During day swordfish go down up to a depth of 2,000 ft and stay in semi-darkness, returning to the surface at night. It is one of the main reasons why not much is known about the biology of this animal. It does not swim continuously like many fish do in search of food, instead it acts like a cheetah and is known as a ‘stalker and sprinter’. If it is to remain alert and ready to respond to opportunities that might present themselves, it must have a sensory system that can respond immediately. And this is precisely that swordfish has. In order to spot and chase passing prey, particularly in cold depths, the fish warms up its eyes and brain, an ability it shares with the white marlin and the sailfish, the fastest fish in water.

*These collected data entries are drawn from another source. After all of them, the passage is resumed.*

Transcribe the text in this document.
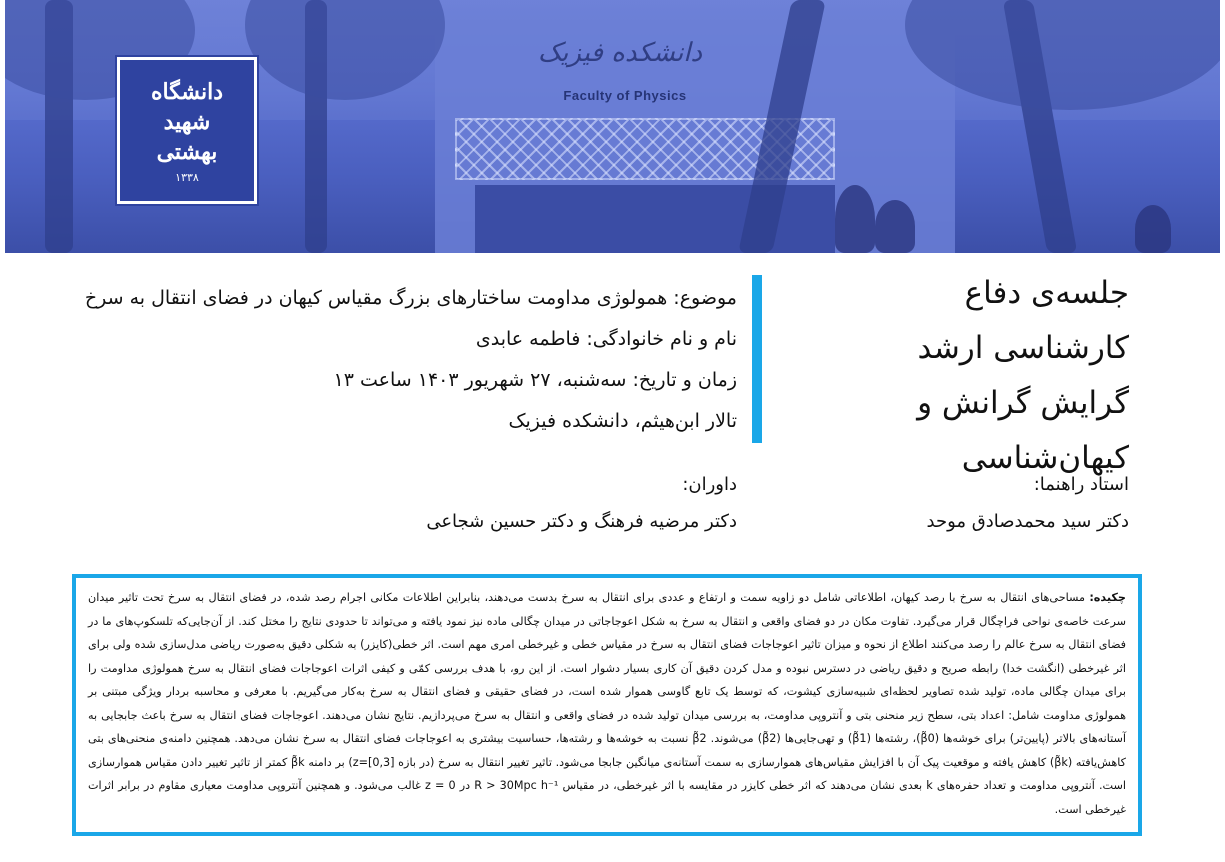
دانشکده فیزیک
Faculty of Physics
دانشگاه
شهید
بهشتی
۱۳۳۸
جلسه‌ی دفاع
کارشناسی ارشد
گرایش گرانش و کیهان‌شناسی
موضوع: همولوژی مداومت ساختارهای بزرگ مقیاس کیهان در فضای انتقال به سرخ
نام و نام خانوادگی: فاطمه عابدی
زمان و تاریخ: سه‌شنبه، ۲۷ شهریور ۱۴۰۳ ساعت ۱۳
تالار ابن‌هیثم، دانشکده فیزیک
استاد راهنما:
دکتر سید محمدصادق موحد
داوران:
دکتر مرضیه فرهنگ و دکتر حسین شجاعی
چکیده: مساحی‌های انتقال به سرخ با رصد کیهان، اطلاعاتی شامل دو زاویه سمت و ارتفاع و عددی برای انتقال به سرخ بدست می‌دهند، بنابراین اطلاعات مکانی اجرام رصد شده، در فضای انتقال به سرخ تحت تاثیر میدان سرعت خاصه‌ی نواحی فراچگال قرار می‌گیرد. تفاوت مکان در دو فضای واقعی و انتقال به سرخ به شکل اعوجاجاتی در میدان چگالی ماده نیز نمود یافته و می‌تواند تا حدودی نتایج را مختل کند. از آن‌جایی‌که تلسکوپ‌های ما در فضای انتقال به سرخ عالم را رصد می‌کنند اطلاع از نحوه و میزان تاثیر اعوجاجات فضای انتقال به سرخ در مقیاس خطی و غیرخطی امری مهم است. اثر خطی(کایزر) به شکلی دقیق به‌صورت ریاضی مدل‌سازی شده ولی برای اثر غیرخطی (انگشت خدا) رابطه صریح و دقیق ریاضی در دسترس نبوده و مدل کردن دقیق آن کاری بسیار دشوار است. از این رو، با هدف بررسی کمّی و کیفی اثرات اعوجاجات فضای انتقال به سرخ همولوژی مداومت را برای میدان چگالی ماده، تولید شده تصاویر لحظه‌ای شبیه‌سازی کیشوت، که توسط یک تابع گاوسی هموار شده است، در فضای حقیقی و فضای انتقال به سرخ به‌کار می‌گیریم. با معرفی و محاسبه بردار ویژگی مبتنی بر همولوژی مداومت شامل: اعداد بتی، سطح زیر منحنی بتی و آنتروپی مداومت، به بررسی میدان تولید شده در فضای واقعی و انتقال به سرخ می‌پردازیم. نتایج نشان می‌دهند. اعوجاجات فضای انتقال به سرخ باعث جابجایی به آستانه‌های بالاتر (پایین‌تر) برای خوشه‌ها (β̃0)، رشته‌ها (β̃1) و تهی‌جایی‌ها (β̃2) می‌شوند. β̃2 نسبت به خوشه‌ها و رشته‌ها، حساسیت بیشتری به اعوجاجات فضای انتقال به سرخ نشان می‌دهد. همچنین دامنه‌ی منحنی‌های بتی کاهش‌یافته (β̃k) کاهش یافته و موقعیت پیک آن با افزایش مقیاس‌های هموارسازی به سمت آستانه‌ی میانگین جابجا می‌شود. تاثیر تغییر انتقال به سرخ (در بازه z=[0,3]) بر دامنه β̃k کمتر از تاثیر تغییر دادن مقیاس هموارسازی است. آنتروپی مداومت و تعداد حفره‌های k بعدی نشان می‌دهند که اثر خطی کایزر در مقایسه با اثر غیرخطی، در مقیاس R > 30Mpc h⁻¹ در z = 0 غالب می‌شود. و همچنین آنتروپی مداومت معیاری مقاوم در برابر اثرات غیرخطی است.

Swordfish and its relatives swim so fast that sometimes they cannot stop abruptly. Confronted by an unexpected obstacle, they can be in trouble. Broken swords of swordfish have been found embedded in whales and wooden ships. Predators in the open sea, though, can normally afford to overshoot the mark, but those attacking prey close to the bottom are in danger of crashing into the mud. The large-mouthed bass swims slowly towards its target, using vision to guide itself. At the last moment, it darts at the prey, oblivious to any change of course. If the prey moves, the bass misses, but it is careful not to overshoot the original spot. It makes rapid braking movements just before the actual point of prey capture so as not to crash.